Yes. The JSON schema only attributes meaning to specific fields. It does not restrict you from adding additional fields. The only way you could make a JSON file that is NOT compliant with the ERC721 Metadata JSON Schema is if it does any of the following:

  • Has a root element type of array, string, true, false or null (rather than the required object type)
  • The root object has a property with a key of name and the value of that name is not of the string type
  • The root object has a property with a key of description and the value of that description is not of the string type
  • The root object has a property with a key of image and the value of that image is not of the string type
  • The root object has a property with a key of image and the value of that image is a string but it is not a URI pointing to a resource with mime type image/* representing the asset to which this NFT represents

Also, to be perfectly clear it is not required that tokenUri point to a valid JSON document satisfying the ERC721 Metadata JSON Schema.
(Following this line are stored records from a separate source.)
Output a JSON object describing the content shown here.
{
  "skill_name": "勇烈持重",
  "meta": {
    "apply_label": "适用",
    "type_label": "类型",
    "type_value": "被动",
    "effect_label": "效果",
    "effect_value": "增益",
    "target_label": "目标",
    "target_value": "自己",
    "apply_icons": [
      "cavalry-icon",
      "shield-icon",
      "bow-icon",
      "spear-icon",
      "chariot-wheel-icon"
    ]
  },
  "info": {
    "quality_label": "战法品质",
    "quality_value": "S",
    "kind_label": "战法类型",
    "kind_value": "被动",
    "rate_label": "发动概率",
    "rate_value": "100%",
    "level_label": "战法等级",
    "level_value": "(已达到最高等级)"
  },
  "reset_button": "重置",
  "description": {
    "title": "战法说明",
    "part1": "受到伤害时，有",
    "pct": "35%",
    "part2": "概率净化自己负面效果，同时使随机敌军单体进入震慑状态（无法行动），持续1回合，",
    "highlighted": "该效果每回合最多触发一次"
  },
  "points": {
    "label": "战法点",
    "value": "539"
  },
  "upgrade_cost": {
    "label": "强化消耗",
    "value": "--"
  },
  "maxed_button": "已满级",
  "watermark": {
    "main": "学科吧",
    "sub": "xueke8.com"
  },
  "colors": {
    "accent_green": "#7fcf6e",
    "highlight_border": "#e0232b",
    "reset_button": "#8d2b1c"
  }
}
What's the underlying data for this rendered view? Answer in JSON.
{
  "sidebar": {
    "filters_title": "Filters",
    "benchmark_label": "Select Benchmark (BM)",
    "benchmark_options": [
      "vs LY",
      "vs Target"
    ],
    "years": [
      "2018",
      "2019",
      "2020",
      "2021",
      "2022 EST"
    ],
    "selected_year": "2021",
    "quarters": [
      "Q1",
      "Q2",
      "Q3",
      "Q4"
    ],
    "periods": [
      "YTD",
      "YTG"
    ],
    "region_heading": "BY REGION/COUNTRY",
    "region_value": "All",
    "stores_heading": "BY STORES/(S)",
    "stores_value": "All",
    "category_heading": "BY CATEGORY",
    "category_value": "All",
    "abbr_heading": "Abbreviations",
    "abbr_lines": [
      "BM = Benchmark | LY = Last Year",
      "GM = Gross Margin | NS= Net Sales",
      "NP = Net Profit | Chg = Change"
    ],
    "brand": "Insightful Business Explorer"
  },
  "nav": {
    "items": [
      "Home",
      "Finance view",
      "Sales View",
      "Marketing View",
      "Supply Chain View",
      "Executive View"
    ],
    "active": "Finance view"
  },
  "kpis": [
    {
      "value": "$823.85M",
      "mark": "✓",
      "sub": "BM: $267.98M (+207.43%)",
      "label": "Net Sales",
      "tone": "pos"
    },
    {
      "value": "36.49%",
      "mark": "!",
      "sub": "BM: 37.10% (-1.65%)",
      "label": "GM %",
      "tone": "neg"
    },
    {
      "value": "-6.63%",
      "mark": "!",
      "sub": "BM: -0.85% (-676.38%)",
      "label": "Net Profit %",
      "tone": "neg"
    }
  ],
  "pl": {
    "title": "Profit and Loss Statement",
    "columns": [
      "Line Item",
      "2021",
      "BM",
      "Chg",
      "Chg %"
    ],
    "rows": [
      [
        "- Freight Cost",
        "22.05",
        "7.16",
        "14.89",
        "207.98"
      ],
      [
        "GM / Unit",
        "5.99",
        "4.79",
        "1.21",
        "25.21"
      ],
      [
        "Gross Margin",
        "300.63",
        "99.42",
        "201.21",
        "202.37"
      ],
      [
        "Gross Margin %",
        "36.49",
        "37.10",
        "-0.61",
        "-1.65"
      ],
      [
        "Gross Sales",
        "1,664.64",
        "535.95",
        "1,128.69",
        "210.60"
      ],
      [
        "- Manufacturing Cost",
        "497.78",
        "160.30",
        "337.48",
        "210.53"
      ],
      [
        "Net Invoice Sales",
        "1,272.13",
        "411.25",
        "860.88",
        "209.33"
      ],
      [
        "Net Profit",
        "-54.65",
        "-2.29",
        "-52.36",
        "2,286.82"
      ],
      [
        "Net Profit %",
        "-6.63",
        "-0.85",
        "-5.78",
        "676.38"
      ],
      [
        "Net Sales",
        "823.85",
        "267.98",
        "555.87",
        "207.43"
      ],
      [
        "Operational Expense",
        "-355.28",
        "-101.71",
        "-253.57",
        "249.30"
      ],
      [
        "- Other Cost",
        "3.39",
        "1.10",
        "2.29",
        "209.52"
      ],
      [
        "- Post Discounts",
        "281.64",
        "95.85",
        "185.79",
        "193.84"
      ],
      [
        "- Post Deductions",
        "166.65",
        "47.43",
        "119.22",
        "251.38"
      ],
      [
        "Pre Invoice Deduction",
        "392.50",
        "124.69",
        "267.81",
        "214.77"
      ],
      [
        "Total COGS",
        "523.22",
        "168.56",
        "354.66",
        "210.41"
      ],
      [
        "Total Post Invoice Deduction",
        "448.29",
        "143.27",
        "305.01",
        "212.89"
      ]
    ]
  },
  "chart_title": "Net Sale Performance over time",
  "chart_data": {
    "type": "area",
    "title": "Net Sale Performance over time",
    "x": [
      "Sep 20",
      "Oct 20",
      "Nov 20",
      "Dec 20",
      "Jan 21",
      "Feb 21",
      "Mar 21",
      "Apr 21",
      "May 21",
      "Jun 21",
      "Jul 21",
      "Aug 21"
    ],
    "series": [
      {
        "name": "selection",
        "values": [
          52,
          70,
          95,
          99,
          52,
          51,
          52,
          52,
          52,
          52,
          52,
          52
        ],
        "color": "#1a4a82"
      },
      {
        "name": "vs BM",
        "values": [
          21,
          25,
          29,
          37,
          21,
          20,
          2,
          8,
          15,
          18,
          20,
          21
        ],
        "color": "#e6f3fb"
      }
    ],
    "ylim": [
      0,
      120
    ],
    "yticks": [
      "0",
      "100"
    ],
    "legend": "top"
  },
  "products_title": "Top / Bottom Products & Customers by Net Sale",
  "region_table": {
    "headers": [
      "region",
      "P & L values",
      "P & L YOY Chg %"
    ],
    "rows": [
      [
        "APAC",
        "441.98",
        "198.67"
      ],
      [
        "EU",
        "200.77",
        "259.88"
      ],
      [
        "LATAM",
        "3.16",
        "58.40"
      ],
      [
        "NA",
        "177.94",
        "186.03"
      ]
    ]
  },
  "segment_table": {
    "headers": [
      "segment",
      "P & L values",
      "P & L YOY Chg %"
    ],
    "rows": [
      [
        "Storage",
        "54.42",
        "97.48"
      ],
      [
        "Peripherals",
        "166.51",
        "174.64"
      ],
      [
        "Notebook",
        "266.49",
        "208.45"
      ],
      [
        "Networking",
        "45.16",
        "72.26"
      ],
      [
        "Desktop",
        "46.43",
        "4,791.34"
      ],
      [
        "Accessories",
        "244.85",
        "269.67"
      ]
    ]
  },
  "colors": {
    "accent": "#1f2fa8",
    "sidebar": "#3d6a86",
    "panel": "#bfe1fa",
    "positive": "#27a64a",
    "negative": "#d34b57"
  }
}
If this sounds wishy-washy then you need to understand that ERC-721 was written to make many possible implementations be considered valid. It also allows you to adopt other conventions if you would like additional interoperability.

what happens on OpenSea if I add random fields

OpenSea will show them to people that buy your stuff.

Does the tokenUri only store a link and inside of that you have to put the json?

This is the most popular implementation. You could store other stuff in tokenUri. And you could use other ways to point the tokenUri to a JSON file. See above.